Motivation: Using the Right “Carrots” to Reaffirm Valuable Contributions
A Merit Systems Protection Board (MSPB) study released in 2013 revealed that a mere 21% of Federal employees feel their job has the potential to be highly motivating. In other words, 79% of employees feel little-to-no reason to be motivated based on their jobs.
To be clear — this is not about whether employees want to do their jobs, it’s whether employees think their jobs present particularly motivating factors: “Does my job come with good ‘carrots’?”
Motivation is critical for engagement, but with limited budgets and a shrinking workforce, how can your agency drive motivation and increase productivity? What are the “carrots” that you can use to incentivize employees to give their best and know that it counts? This is an area where any management team can benefit from strong human resource analytics.
Recent data tell us that money is not the only thing that employees care about. In fact, when it comes to our jobs, a number of non-monetary rewards can be powerful motivators. The same MSPB study revealed that Federal employees care more about nonmonetary rewards than monetary rewards. Factors such as being included in important agency decisions and being able to serve the public outranked bonuses and opportunity for advancement.
Behavioral economist Dan Ariely (current professor at Duke University and cofounder of BEworks) has volumes of research that explain this. His research has demonstrated the fact that meaning is a powerful motivator and drives productivity in the workplace. (See this TED talk for a few examples.)
Although Federal leaders may worry that the inability to give large monetary bonuses in Government diminishes Federal employees’ motivation, Ariely’s research also posits that we can rely on large monetary bonuses to drive activity — but not necessarily productivity. That is, bonuses let people know their employer expects more, but it doesn’t necessarily make them work smarter, contribute better ideas, or innovate agency processes.
To drive performance with limited workforce and shrinking budgets, choose carefully the “carrots” you’ll put on the end of the employment stick. Creative non-monetary rewards can go a long way, so what are some ways you can ensure your rewards programs are optimally effective?
Here are some tips to en sure your “carrots” can boost the motivation potential of working in your agency and drive performance:
- Link rewards to effort.
Employees work best when they believe their effort is strongly correlated with the potential for a reward, something fewer than 30% of government employees currently believe. For example, an employee needs to know that additional effort that yields a strong product that aligns beautifully with agency goals will be acknowledged and received in a more positive light than a less amount of effort that “gets the job done” but just barely satisfies an agency goal.

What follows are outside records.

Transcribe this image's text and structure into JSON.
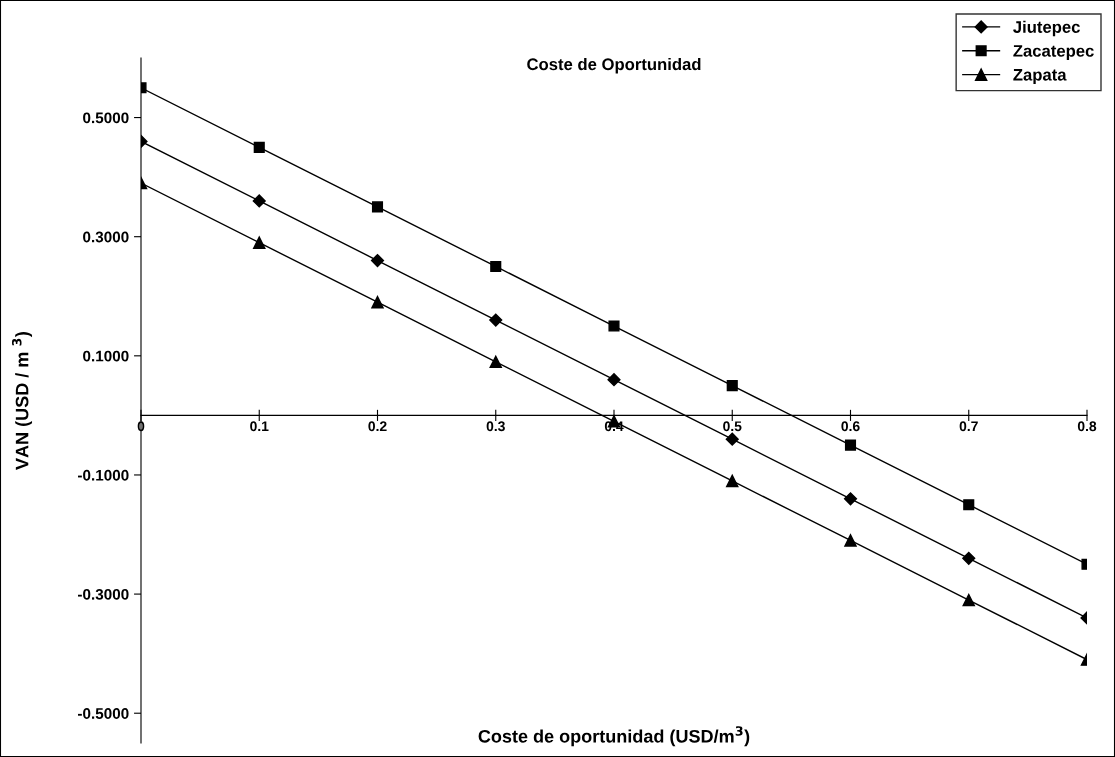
{
  "chart_data": {
    "type": "line",
    "title": "Coste de Oportunidad",
    "xlabel": "Coste de oportunidad (USD/m$^{3}$)",
    "ylabel": "VAN (USD / m $^{3}$)",
    "x": [
      0,
      0.1,
      0.2,
      0.3,
      0.4,
      0.5,
      0.6,
      0.7,
      0.8
    ],
    "series": [
      {
        "name": "Jiutepec",
        "color": "#000000",
        "marker": "diamond",
        "values": [
          0.46,
          0.36,
          0.26,
          0.16,
          0.06,
          -0.04,
          -0.14,
          -0.24,
          -0.34
        ]
      },
      {
        "name": "Zacatepec",
        "color": "#000000",
        "marker": "square",
        "values": [
          0.55,
          0.45,
          0.35,
          0.25,
          0.15,
          0.05,
          -0.05,
          -0.15,
          -0.25
        ]
      },
      {
        "name": "Zapata",
        "color": "#000000",
        "marker": "triangle",
        "values": [
          0.39,
          0.29,
          0.19,
          0.09,
          -0.01,
          -0.11,
          -0.21,
          -0.31,
          -0.41
        ]
      }
    ],
    "xlim": [
      0,
      0.8
    ],
    "xticks": [
      0,
      0.1,
      0.2,
      0.3,
      0.4,
      0.5,
      0.6,
      0.7,
      0.8
    ],
    "ylim": [
      -0.55,
      0.6
    ],
    "yticks": [
      {
        "value": -0.5,
        "label": "-0.5000"
      },
      {
        "value": -0.3,
        "label": "-0.3000"
      },
      {
        "value": -0.1,
        "label": "-0.1000"
      },
      {
        "value": 0.1,
        "label": "0.1000"
      },
      {
        "value": 0.3,
        "label": "0.3000"
      },
      {
        "value": 0.5,
        "label": "0.5000"
      }
    ],
    "grid": false,
    "legend": "top right",
    "line_style": "solid"
  }
}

- Communicate candidly about rewards.
Whether monetary or non-monetary, make sure employees know what rewards are available and how one can receive them. OPM provides a list of awards for Federal employees. Be aware of what they are and how to nominate a deserving employee, teammate, or leader. Depending on the type of reward and the context, use a variety of channels. Flyers in the break room are appropriate for some; for others, you may want to distribute detailed summaries along with performance review packets.
- Target only high performance.
Avoid having rewards become an entitlement. Be clear about the kinds of high performance that merit a reward, and don’t give them out to those who are simply fulfilling job requirements. With nonmonetary rewards, make sure you structure the program so that only superior performance — such as innovative contributions, exceptional efficiencies, or game-changing improvements — merits a reward. The flipside of this is not to treat entitlements as rewards. For example, don’t grant the privilege of telework as though it’s a perk for going above and beyond—employees are either eligible for telework or not eligible — so it’s not a way to acknowledge superior performance.
- Be fair and equitable.
This goes back to setting expectations — don’t be cagey with how you justify and distribute rewards. Give them only to those whose performance met the justifications and be transparent about who that includes. For example, if you get one stellar report from each of three teams and each report helps you meet a Cross-Agency Priority goal, give the reward to all three teams or make it clear why one earned it and the other two did not. So that employees don’t become demotivated by feeling let down, it’s always best to communicate thresholds or qualifying metrics in advance.
To make sure that your carrots are what they need to be, continue to collect data on how the rewards are perceived and valued in your agency. Use surveys or interviews to collect information about rewards. You can use the same tools to learn what about the agency’s mission or work might be meaningful to employees, and use that information to shape your rewards programs.
Nonmonetary rewards are motivating for Federal employees, so honing in on which ones are most meaningful, how employees view their jobs, and how rewards impact productivity are key.
How can you increase motivation in your agency? What rewards are available? Which will be most meaningful in a climate of fiscal austerity and constantly shifting workforce?